Putting aside issues with these definitions, however, the clear import of Section 191.10 is to criminalize intentionally fraudulent conduct in connection with the purchase, sale, exchange, transfer, offering, storage, and destruction of a broad swath of virtual tokens.

"Rug Pulls"

Section 191.15 of the bill criminalizes "rug pulls."  An "illegal rug pull" is defined as a situation where a developer "develops a class of virtual token and sells more than ten percent of such token within five years from the date of the last sale of such token."  This broad definition does not fit neatly with the industry conception of a classic rug pull. Instead, if passed, it would criminalize the sale of any significant developer holdbacks within a five year period after any initial sale. The provision contains exclusions for NFTs where the "same series or class" involves fewer than 100 tokens or less than $20,000 "at the time the rug pull occurs."

Private Key Fraud

Section 191.20 of the bill criminalizes "private key fraud." This includes stealing or misusing another person's private key without affirmative consent of the private key owner.  "Affirmative consent" under the bill must be conspicuous and "inform[] the person of the consequences associated with disclosing their private key to another."

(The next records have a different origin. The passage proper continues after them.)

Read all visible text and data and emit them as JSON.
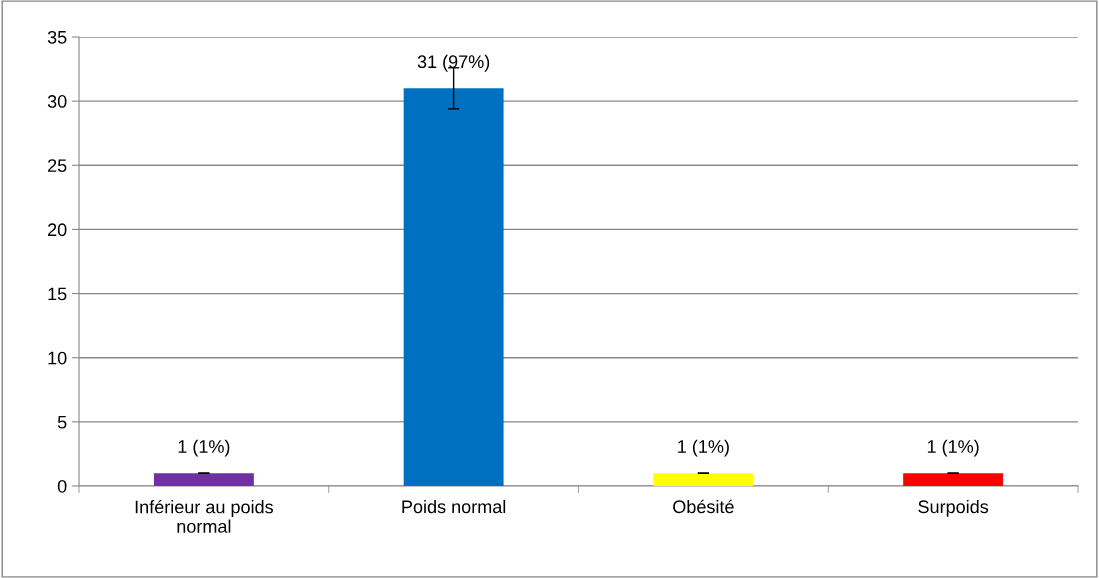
{
  "chart_data": {
    "type": "bar",
    "categories": [
      "Inférieur au poids\nnormal",
      "Poids normal",
      "Obésité",
      "Surpoids"
    ],
    "values": [
      1,
      31,
      1,
      1
    ],
    "colors": [
      "#7030a0",
      "#0070c0",
      "#ffff00",
      "#ff0000"
    ],
    "errors": [
      0,
      1.6,
      0,
      0
    ],
    "value_labels": [
      "1 (1%)",
      "31 (97%)",
      "1 (1%)",
      "1 (1%)"
    ],
    "ylim": [
      0,
      35
    ],
    "yticks": [
      0,
      5,
      10,
      15,
      20,
      25,
      30,
      35
    ],
    "grid": "y",
    "legend": false
  }
}
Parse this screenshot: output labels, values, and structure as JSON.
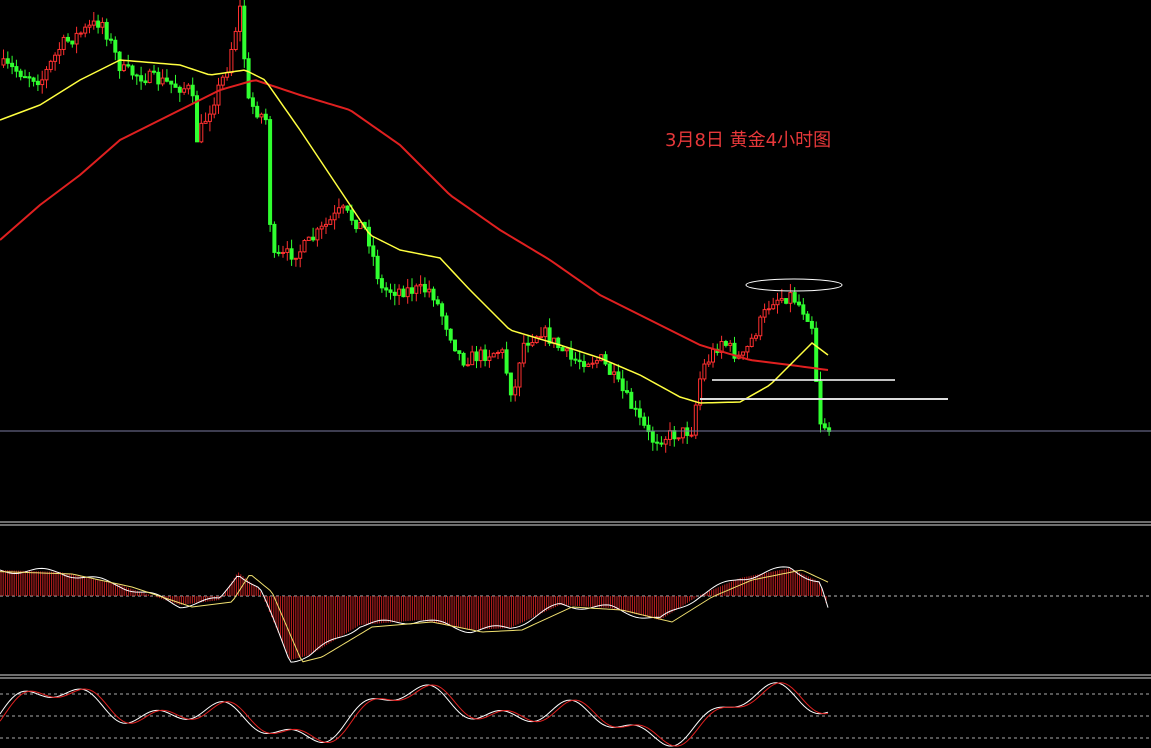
{
  "title": "3月8日 黄金4小时图"
}
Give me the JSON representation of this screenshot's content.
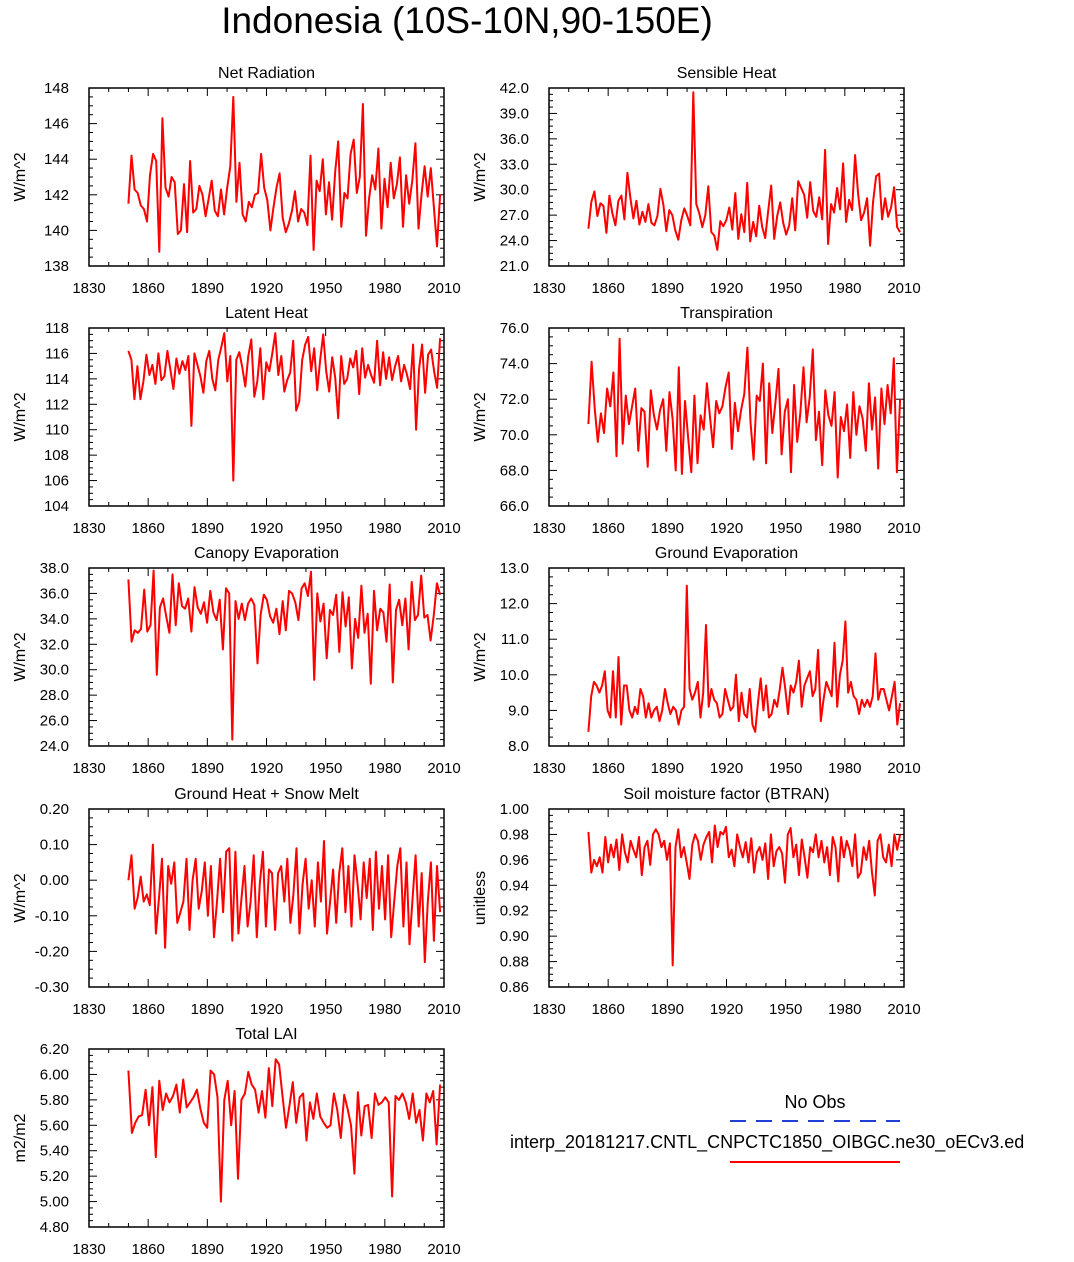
{
  "figure": {
    "title": "Indonesia (10S-10N,90-150E)",
    "series_color": "#ff0000",
    "obs_color": "#1f3fd6"
  },
  "legend": {
    "obs_label": "No Obs",
    "model_label": "interp_20181217.CNTL_CNPCTC1850_OIBGC.ne30_oECv3.ed"
  },
  "chart_data": [
    {
      "type": "line",
      "title": "Net Radiation",
      "xlabel": "",
      "ylabel": "W/m^2",
      "xlim": [
        1830,
        2010
      ],
      "ylim": [
        138,
        148
      ],
      "xticks": [
        1830,
        1860,
        1890,
        1920,
        1950,
        1980,
        2010
      ],
      "yticks": [
        "138",
        "140",
        "142",
        "144",
        "146",
        "148"
      ],
      "start_year": 1850,
      "values": [
        141.5,
        144.2,
        142.3,
        142.1,
        141.4,
        141.2,
        140.5,
        143.1,
        144.3,
        143.9,
        138.8,
        146.3,
        142.4,
        141.9,
        143.0,
        142.7,
        139.8,
        140.0,
        142.6,
        139.9,
        143.9,
        141.0,
        141.2,
        142.5,
        142.0,
        140.8,
        141.8,
        142.8,
        141.1,
        140.8,
        142.3,
        140.9,
        142.4,
        143.6,
        147.5,
        141.6,
        143.8,
        140.9,
        140.5,
        141.6,
        141.3,
        142.0,
        142.1,
        144.3,
        142.4,
        141.7,
        140.0,
        141.3,
        142.4,
        143.2,
        140.7,
        139.9,
        140.4,
        141.1,
        142.2,
        140.5,
        141.2,
        141.0,
        140.3,
        144.2,
        138.9,
        142.8,
        142.2,
        144.0,
        140.9,
        142.7,
        140.6,
        143.3,
        145.0,
        140.2,
        142.1,
        141.8,
        144.3,
        145.1,
        142.1,
        143.0,
        147.1,
        139.7,
        141.8,
        143.1,
        142.3,
        144.6,
        140.1,
        142.9,
        141.3,
        143.8,
        141.8,
        142.6,
        144.1,
        140.2,
        143.1,
        141.5,
        142.8,
        144.9,
        140.1,
        142.0,
        143.6,
        141.9,
        143.5,
        141.3,
        139.1,
        142.0
      ]
    },
    {
      "type": "line",
      "title": "Sensible Heat",
      "xlabel": "",
      "ylabel": "W/m^2",
      "xlim": [
        1830,
        2010
      ],
      "ylim": [
        21,
        42
      ],
      "xticks": [
        1830,
        1860,
        1890,
        1920,
        1950,
        1980,
        2010
      ],
      "yticks": [
        "21.0",
        "24.0",
        "27.0",
        "30.0",
        "33.0",
        "36.0",
        "39.0",
        "42.0"
      ],
      "start_year": 1850,
      "values": [
        25.4,
        28.6,
        29.8,
        26.9,
        28.4,
        28.1,
        24.9,
        29.3,
        27.2,
        25.8,
        28.7,
        29.3,
        26.5,
        32.0,
        29.0,
        26.6,
        28.7,
        25.9,
        27.4,
        26.2,
        28.3,
        26.1,
        25.8,
        26.9,
        30.1,
        28.2,
        25.1,
        27.6,
        27.0,
        25.2,
        24.1,
        26.4,
        27.8,
        26.9,
        25.8,
        41.5,
        28.3,
        27.2,
        25.6,
        27.0,
        30.4,
        25.0,
        24.6,
        22.9,
        26.3,
        25.7,
        26.4,
        27.9,
        25.3,
        29.6,
        24.2,
        27.1,
        25.0,
        30.8,
        23.9,
        26.2,
        24.5,
        28.1,
        25.6,
        24.3,
        27.5,
        30.5,
        24.2,
        26.9,
        28.5,
        26.1,
        24.7,
        25.8,
        29.0,
        25.2,
        31.0,
        30.2,
        29.4,
        26.7,
        30.9,
        27.5,
        26.8,
        29.1,
        26.5,
        34.7,
        23.6,
        28.3,
        27.3,
        30.2,
        27.7,
        33.1,
        26.2,
        28.8,
        27.6,
        34.1,
        29.5,
        26.4,
        27.3,
        29.0,
        23.4,
        28.6,
        31.6,
        31.9,
        26.5,
        29.0,
        26.8,
        27.9,
        30.3,
        25.6,
        25.0
      ]
    },
    {
      "type": "line",
      "title": "Latent Heat",
      "xlabel": "",
      "ylabel": "W/m^2",
      "xlim": [
        1830,
        2010
      ],
      "ylim": [
        104,
        118
      ],
      "xticks": [
        1830,
        1860,
        1890,
        1920,
        1950,
        1980,
        2010
      ],
      "yticks": [
        "104",
        "106",
        "108",
        "110",
        "112",
        "114",
        "116",
        "118"
      ],
      "start_year": 1850,
      "values": [
        116.2,
        115.5,
        112.4,
        115.0,
        112.4,
        113.8,
        115.9,
        114.3,
        115.1,
        113.6,
        116.0,
        113.9,
        114.2,
        116.2,
        114.7,
        113.2,
        115.6,
        114.4,
        115.4,
        114.7,
        115.8,
        110.3,
        116.0,
        115.1,
        114.2,
        112.9,
        115.4,
        116.2,
        114.0,
        113.1,
        115.5,
        116.5,
        117.6,
        113.8,
        115.8,
        106.0,
        115.5,
        116.1,
        114.9,
        113.4,
        115.8,
        117.1,
        112.6,
        113.8,
        116.4,
        112.4,
        115.3,
        114.6,
        116.0,
        117.6,
        114.3,
        115.8,
        113.0,
        113.9,
        114.5,
        117.0,
        111.5,
        112.2,
        115.5,
        116.7,
        117.3,
        114.6,
        116.4,
        113.1,
        115.5,
        117.5,
        114.6,
        113.0,
        115.7,
        114.1,
        110.9,
        115.8,
        113.6,
        114.0,
        115.6,
        114.9,
        116.2,
        112.8,
        116.4,
        114.1,
        115.1,
        114.3,
        113.7,
        117.0,
        113.5,
        116.1,
        114.0,
        115.7,
        113.9,
        115.0,
        115.8,
        113.8,
        115.1,
        114.3,
        113.2,
        116.7,
        110.0,
        114.8,
        116.7,
        112.9,
        115.9,
        116.3,
        114.6,
        113.3,
        117.2
      ]
    },
    {
      "type": "line",
      "title": "Transpiration",
      "xlabel": "",
      "ylabel": "W/m^2",
      "xlim": [
        1830,
        2010
      ],
      "ylim": [
        66,
        76
      ],
      "xticks": [
        1830,
        1860,
        1890,
        1920,
        1950,
        1980,
        2010
      ],
      "yticks": [
        "66.0",
        "68.0",
        "70.0",
        "72.0",
        "74.0",
        "76.0"
      ],
      "start_year": 1850,
      "values": [
        70.6,
        74.1,
        71.5,
        69.6,
        71.2,
        70.1,
        72.6,
        71.6,
        73.5,
        68.8,
        75.4,
        69.5,
        72.2,
        70.6,
        71.6,
        72.6,
        69.1,
        71.5,
        71.3,
        68.2,
        72.5,
        71.1,
        70.3,
        71.4,
        72.0,
        69.1,
        72.4,
        70.9,
        68.0,
        73.8,
        67.8,
        71.9,
        69.8,
        67.9,
        72.2,
        68.4,
        71.1,
        70.3,
        72.9,
        71.0,
        69.3,
        71.9,
        71.2,
        71.6,
        72.7,
        73.5,
        69.2,
        71.8,
        70.2,
        71.4,
        72.3,
        74.9,
        70.7,
        68.6,
        72.2,
        71.9,
        74.0,
        68.4,
        72.9,
        70.1,
        71.8,
        73.7,
        68.9,
        71.3,
        72.0,
        67.9,
        72.8,
        69.6,
        71.2,
        73.8,
        70.7,
        72.1,
        74.8,
        69.7,
        71.3,
        68.3,
        72.5,
        71.1,
        70.5,
        72.4,
        67.6,
        71.0,
        70.2,
        71.7,
        68.7,
        72.4,
        70.0,
        71.6,
        70.9,
        69.1,
        72.9,
        70.3,
        72.1,
        68.1,
        72.6,
        70.6,
        72.8,
        71.2,
        74.3,
        67.9,
        72.0
      ]
    },
    {
      "type": "line",
      "title": "Canopy Evaporation",
      "xlabel": "",
      "ylabel": "W/m^2",
      "xlim": [
        1830,
        2010
      ],
      "ylim": [
        24,
        38
      ],
      "xticks": [
        1830,
        1860,
        1890,
        1920,
        1950,
        1980,
        2010
      ],
      "yticks": [
        "24.0",
        "26.0",
        "28.0",
        "30.0",
        "32.0",
        "34.0",
        "36.0",
        "38.0"
      ],
      "start_year": 1850,
      "values": [
        37.1,
        32.2,
        33.1,
        32.9,
        33.2,
        36.3,
        33.0,
        33.5,
        37.8,
        29.6,
        34.9,
        35.6,
        34.2,
        32.9,
        37.5,
        33.5,
        36.8,
        35.0,
        34.8,
        35.6,
        33.0,
        36.5,
        34.9,
        34.4,
        35.3,
        33.7,
        36.2,
        34.5,
        33.9,
        35.5,
        31.6,
        36.4,
        36.0,
        24.5,
        35.4,
        34.0,
        35.2,
        33.9,
        35.2,
        35.6,
        35.1,
        30.5,
        34.3,
        35.9,
        35.5,
        34.2,
        33.7,
        34.8,
        32.8,
        35.4,
        33.1,
        36.2,
        36.0,
        35.3,
        33.9,
        36.4,
        36.8,
        35.8,
        37.7,
        29.2,
        36.0,
        33.8,
        35.2,
        30.9,
        34.7,
        34.3,
        35.9,
        31.4,
        36.1,
        33.4,
        35.7,
        30.1,
        34.0,
        32.5,
        36.6,
        32.9,
        34.4,
        28.9,
        36.2,
        33.1,
        34.8,
        34.5,
        32.2,
        36.7,
        29.0,
        34.7,
        35.5,
        33.5,
        35.6,
        31.6,
        36.9,
        33.9,
        34.3,
        37.4,
        34.1,
        34.3,
        32.3,
        34.3,
        36.8,
        35.9
      ]
    },
    {
      "type": "line",
      "title": "Ground Evaporation",
      "xlabel": "",
      "ylabel": "W/m^2",
      "xlim": [
        1830,
        2010
      ],
      "ylim": [
        8,
        13
      ],
      "xticks": [
        1830,
        1860,
        1890,
        1920,
        1950,
        1980,
        2010
      ],
      "yticks": [
        "8.0",
        "9.0",
        "10.0",
        "11.0",
        "12.0",
        "13.0"
      ],
      "start_year": 1850,
      "values": [
        8.4,
        9.4,
        9.8,
        9.7,
        9.5,
        9.7,
        10.1,
        9.0,
        8.8,
        10.1,
        8.8,
        10.5,
        8.6,
        9.7,
        9.7,
        9.0,
        8.8,
        9.1,
        8.9,
        9.6,
        9.4,
        8.8,
        9.2,
        8.8,
        9.0,
        9.1,
        8.7,
        9.0,
        9.6,
        9.2,
        8.9,
        9.1,
        9.0,
        8.6,
        9.0,
        9.1,
        12.5,
        9.6,
        9.3,
        9.5,
        9.8,
        8.8,
        9.5,
        11.4,
        9.1,
        9.6,
        9.3,
        9.2,
        8.8,
        8.9,
        9.6,
        9.3,
        9.0,
        9.1,
        10.0,
        8.7,
        9.5,
        8.9,
        8.8,
        9.6,
        8.6,
        8.4,
        9.2,
        9.9,
        9.0,
        9.7,
        8.8,
        8.9,
        9.3,
        9.1,
        9.6,
        10.2,
        9.6,
        8.9,
        9.7,
        9.5,
        9.8,
        10.4,
        9.1,
        9.7,
        9.9,
        10.1,
        9.4,
        9.6,
        10.7,
        8.7,
        9.3,
        9.8,
        9.6,
        9.4,
        10.9,
        9.1,
        10.0,
        10.4,
        11.5,
        9.5,
        9.8,
        9.4,
        9.3,
        8.9,
        9.3,
        9.1,
        9.3,
        9.1,
        9.4,
        10.6,
        9.3,
        9.6,
        9.6,
        9.3,
        9.0,
        9.4,
        9.8,
        8.6,
        9.2
      ]
    },
    {
      "type": "line",
      "title": "Ground Heat + Snow Melt",
      "xlabel": "",
      "ylabel": "W/m^2",
      "xlim": [
        1830,
        2010
      ],
      "ylim": [
        -0.3,
        0.2
      ],
      "xticks": [
        1830,
        1860,
        1890,
        1920,
        1950,
        1980,
        2010
      ],
      "yticks": [
        "-0.30",
        "-0.20",
        "-0.10",
        "0.00",
        "0.10",
        "0.20"
      ],
      "start_year": 1850,
      "values": [
        0.0,
        0.07,
        -0.08,
        -0.05,
        0.01,
        -0.06,
        -0.04,
        -0.07,
        0.1,
        -0.15,
        -0.05,
        0.06,
        -0.19,
        0.04,
        -0.01,
        0.05,
        -0.12,
        -0.09,
        -0.06,
        0.06,
        -0.14,
        0.0,
        0.06,
        -0.08,
        -0.03,
        0.05,
        -0.1,
        0.04,
        -0.16,
        -0.06,
        0.06,
        -0.09,
        0.08,
        0.09,
        -0.17,
        0.08,
        -0.15,
        -0.05,
        0.04,
        -0.13,
        -0.06,
        0.07,
        -0.16,
        -0.01,
        0.08,
        -0.13,
        0.03,
        0.02,
        -0.14,
        0.02,
        0.04,
        -0.06,
        0.06,
        -0.12,
        -0.04,
        0.09,
        -0.15,
        -0.01,
        0.06,
        -0.08,
        0.0,
        -0.13,
        0.05,
        -0.06,
        0.11,
        -0.15,
        -0.06,
        0.03,
        -0.12,
        0.02,
        0.09,
        -0.09,
        0.04,
        -0.13,
        0.07,
        -0.01,
        -0.11,
        0.05,
        -0.05,
        0.06,
        -0.14,
        0.08,
        -0.08,
        0.04,
        -0.11,
        0.07,
        -0.16,
        -0.06,
        0.04,
        0.09,
        -0.13,
        0.05,
        -0.18,
        -0.05,
        0.07,
        -0.13,
        0.02,
        -0.23,
        -0.06,
        0.05,
        -0.17,
        0.04,
        -0.09
      ]
    },
    {
      "type": "line",
      "title": "Soil moisture factor (BTRAN)",
      "xlabel": "",
      "ylabel": "unitless",
      "xlim": [
        1830,
        2010
      ],
      "ylim": [
        0.86,
        1.0
      ],
      "xticks": [
        1830,
        1860,
        1890,
        1920,
        1950,
        1980,
        2010
      ],
      "yticks": [
        "0.86",
        "0.88",
        "0.90",
        "0.92",
        "0.94",
        "0.96",
        "0.98",
        "1.00"
      ],
      "start_year": 1850,
      "values": [
        0.982,
        0.95,
        0.96,
        0.955,
        0.962,
        0.95,
        0.978,
        0.958,
        0.972,
        0.962,
        0.976,
        0.952,
        0.98,
        0.966,
        0.958,
        0.975,
        0.968,
        0.962,
        0.978,
        0.948,
        0.97,
        0.975,
        0.956,
        0.98,
        0.984,
        0.98,
        0.97,
        0.975,
        0.96,
        0.973,
        0.877,
        0.97,
        0.984,
        0.962,
        0.97,
        0.958,
        0.945,
        0.972,
        0.98,
        0.975,
        0.96,
        0.972,
        0.978,
        0.982,
        0.958,
        0.987,
        0.97,
        0.982,
        0.98,
        0.986,
        0.962,
        0.968,
        0.955,
        0.98,
        0.97,
        0.962,
        0.974,
        0.958,
        0.977,
        0.95,
        0.966,
        0.97,
        0.96,
        0.973,
        0.945,
        0.98,
        0.955,
        0.967,
        0.97,
        0.965,
        0.942,
        0.98,
        0.985,
        0.962,
        0.972,
        0.948,
        0.976,
        0.962,
        0.946,
        0.97,
        0.966,
        0.98,
        0.962,
        0.975,
        0.958,
        0.97,
        0.948,
        0.978,
        0.97,
        0.943,
        0.978,
        0.962,
        0.975,
        0.968,
        0.955,
        0.98,
        0.946,
        0.95,
        0.97,
        0.96,
        0.975,
        0.95,
        0.932,
        0.975,
        0.98,
        0.962,
        0.958,
        0.972,
        0.955,
        0.98,
        0.968,
        0.98
      ]
    },
    {
      "type": "line",
      "title": "Total LAI",
      "xlabel": "",
      "ylabel": "m2/m2",
      "xlim": [
        1830,
        2010
      ],
      "ylim": [
        4.8,
        6.2
      ],
      "xticks": [
        1830,
        1860,
        1890,
        1920,
        1950,
        1980,
        2010
      ],
      "yticks": [
        "4.80",
        "5.00",
        "5.20",
        "5.40",
        "5.60",
        "5.80",
        "6.00",
        "6.20"
      ],
      "start_year": 1850,
      "values": [
        6.03,
        5.54,
        5.62,
        5.67,
        5.68,
        5.88,
        5.6,
        5.9,
        5.35,
        5.95,
        5.72,
        5.85,
        5.78,
        5.83,
        5.92,
        5.7,
        5.96,
        5.74,
        5.78,
        5.82,
        5.88,
        5.73,
        5.62,
        5.58,
        6.03,
        6.0,
        5.82,
        5.0,
        5.8,
        5.95,
        5.6,
        5.87,
        5.18,
        5.8,
        5.85,
        6.02,
        5.92,
        5.88,
        5.7,
        5.87,
        5.66,
        6.05,
        5.75,
        6.12,
        6.08,
        5.83,
        5.58,
        5.75,
        5.94,
        5.62,
        5.82,
        5.85,
        5.48,
        5.78,
        5.65,
        5.85,
        5.67,
        5.62,
        5.58,
        5.6,
        5.85,
        5.72,
        5.5,
        5.84,
        5.73,
        5.6,
        5.22,
        5.86,
        5.52,
        5.75,
        5.76,
        5.5,
        5.85,
        5.76,
        5.78,
        5.82,
        5.78,
        5.04,
        5.83,
        5.8,
        5.85,
        5.78,
        5.65,
        5.85,
        5.62,
        5.72,
        5.48,
        5.85,
        5.78,
        5.87,
        5.45,
        5.92
      ]
    }
  ]
}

Failure To Disclose Interest In Virtual Tokens

The final section of the bill, Section 191.25, would make it a crime for any developer of a class of virtual tokens to fail "publicly and conspicuously" disclose the number of tokens they own "on the landing page of such developer's primary website."  Excluded from the scope of the statute are developers or their agents or employees who own more than 10% of the class of virtual tokens who does not create or maintain virtual tokens offered for purchase in New York.

Severe Penalties

If passed, the consequences of running afoul of this statute will be severe. Section 191.10 of the bill would impose a fine of up to $5 million or 20 years in prison for natural persons, and a fine of up to $25 million for corporations and other entities.

Watch This Bill

Those who develop in the blockchain space should pay close attention to this bill. On its face, the bill appears to tackle some of the most egregious frauds that have occurred in the crypto sphere. This is a laudable goal. But in the law words matter. The scope of the legislation is unclear in many respects, and the catch-phrase definitions used in the bill (e.g., "security tokens" and "stablecoins" and "rug pull") do not necessarily comport with the well-known concepts that underlie them.